At any rate, those are considerations I think are important.  If you conclude you cannot prepare in place, you better have a place you can bug out to that is well prepared and have a plan to get there with loved ones.  Otherwise, you are ripe for the picking.

Doug

Mat -
While I can appreciate your efforts in the other areas being discussed, your assessment of 400 Chernobyls is not sobering, it is an abysmal, technical failure.  Anyone who cites Arnie Gunderson as an "expert" in nuclear power is foolish.  Gunderson would have you believe that spent fuel pools are more of a danger than reactor cores undergoing loss of coolant and active meltdown?  Complete loss of focus - in the submarine world we call it "losing the bubble".  In addition to inflating his resume, Gunderson has made quite the name for himself by presenting the worst case scenario as imminent.  In short, he blew his Fukushima Daiichi assessment right out his backside.  It really is quite annoying to those of us with real resumes and experience in the nuclear power industry.
I'll stick with your other material…

 
I live in a city now where basically everyone knows everyone else. It is a little over 5000 people, a country/farming setting, and well armed as the wild life is near. Pick your own type farms, cider mill nearby, and horse stables for the City folks who come to ride the countryside. A few minutes away is a Great Lakes and terrific fishing. Nearby also are the mega cities, where everything from A to Z can be purchased. Frankly the best of all worlds.

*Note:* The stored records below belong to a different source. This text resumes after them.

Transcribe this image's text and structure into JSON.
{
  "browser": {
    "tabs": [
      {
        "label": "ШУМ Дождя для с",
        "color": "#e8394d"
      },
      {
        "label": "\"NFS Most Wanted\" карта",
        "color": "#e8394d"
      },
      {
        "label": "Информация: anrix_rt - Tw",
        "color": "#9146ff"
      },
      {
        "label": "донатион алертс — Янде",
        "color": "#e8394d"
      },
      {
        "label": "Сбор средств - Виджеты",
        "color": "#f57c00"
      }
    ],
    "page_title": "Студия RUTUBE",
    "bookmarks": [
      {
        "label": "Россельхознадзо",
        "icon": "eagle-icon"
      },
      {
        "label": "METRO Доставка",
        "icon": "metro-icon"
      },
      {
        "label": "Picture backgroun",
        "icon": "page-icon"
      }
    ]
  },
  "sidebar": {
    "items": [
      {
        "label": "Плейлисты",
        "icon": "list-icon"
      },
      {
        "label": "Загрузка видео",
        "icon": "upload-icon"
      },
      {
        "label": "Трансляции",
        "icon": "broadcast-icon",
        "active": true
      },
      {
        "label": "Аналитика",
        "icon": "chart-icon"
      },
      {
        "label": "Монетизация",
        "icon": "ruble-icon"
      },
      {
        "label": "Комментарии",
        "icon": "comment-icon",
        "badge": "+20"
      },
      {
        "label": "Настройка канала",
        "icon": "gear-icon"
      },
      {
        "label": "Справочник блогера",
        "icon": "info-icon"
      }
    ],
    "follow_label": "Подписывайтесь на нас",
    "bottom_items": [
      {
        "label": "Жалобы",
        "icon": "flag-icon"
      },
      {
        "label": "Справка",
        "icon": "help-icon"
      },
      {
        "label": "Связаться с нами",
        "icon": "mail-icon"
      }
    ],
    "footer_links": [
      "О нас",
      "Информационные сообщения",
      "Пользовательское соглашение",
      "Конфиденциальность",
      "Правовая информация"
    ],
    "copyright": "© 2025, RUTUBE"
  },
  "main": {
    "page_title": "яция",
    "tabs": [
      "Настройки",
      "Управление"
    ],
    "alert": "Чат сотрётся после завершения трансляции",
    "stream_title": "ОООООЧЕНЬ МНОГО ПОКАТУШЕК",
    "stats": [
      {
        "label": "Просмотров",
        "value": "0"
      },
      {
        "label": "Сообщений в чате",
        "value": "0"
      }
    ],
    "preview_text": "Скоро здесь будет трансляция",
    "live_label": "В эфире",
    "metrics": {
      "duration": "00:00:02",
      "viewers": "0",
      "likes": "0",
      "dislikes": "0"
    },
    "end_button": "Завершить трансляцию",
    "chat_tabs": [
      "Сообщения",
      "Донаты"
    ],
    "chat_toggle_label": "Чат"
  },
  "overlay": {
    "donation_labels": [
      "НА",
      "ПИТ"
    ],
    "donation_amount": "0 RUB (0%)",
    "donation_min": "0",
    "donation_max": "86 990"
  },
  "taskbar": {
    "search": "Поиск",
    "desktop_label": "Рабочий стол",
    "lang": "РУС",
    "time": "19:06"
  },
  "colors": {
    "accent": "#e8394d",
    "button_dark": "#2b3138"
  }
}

Our city has its own wells for use by the citizens, natural gas and propane for the country folks who in some instances live across the street in a township and the pipelines haven't crossed. Most all have wood burning stoves.

Farm animals for meat cost less than store bought, and often come cheaper to those who spend a weekend day helping his farmer friend clean the manure out of the barn. I purchase my meat at cost to a farmer who raises them as we slaughter them twice a year. 

The benefit of having relationships in a small community is that your home, your property is secured when you are gone away with just the mention of your intent. We all know who the strangers are, who don't fit. So, the value to this is inescapable.

 These are the types of communities that have never lost the sense of true community, and I believe will fair best in times of crisis. I can honestly say I know few in my community that doesn't have a freezer full of meat and staples for months into the future plus are armed well enough to protect their homes and that of their neighbors. Many feeder roads lead to other communities less than 10 miles away with similar populations, and trains still run through town so that invaluable part of our past history has been maintained.

I have lived the Big City and small city life, and small is my preference, hands down. I can always go to the Big City, and can't wait to get home either when my business is done. Maddening experience now as there is more people at the Mall than in my entire town.

Regards

Go Tigers

BOB

  

Regards

BOB 

Love the show! 
 

Just found this movie like scenario through one of my subs on Youtube.

 

It is awesome. Hope you guys enjoy as much as I do.  Going to submit to peakprosp to see if they want these guys on.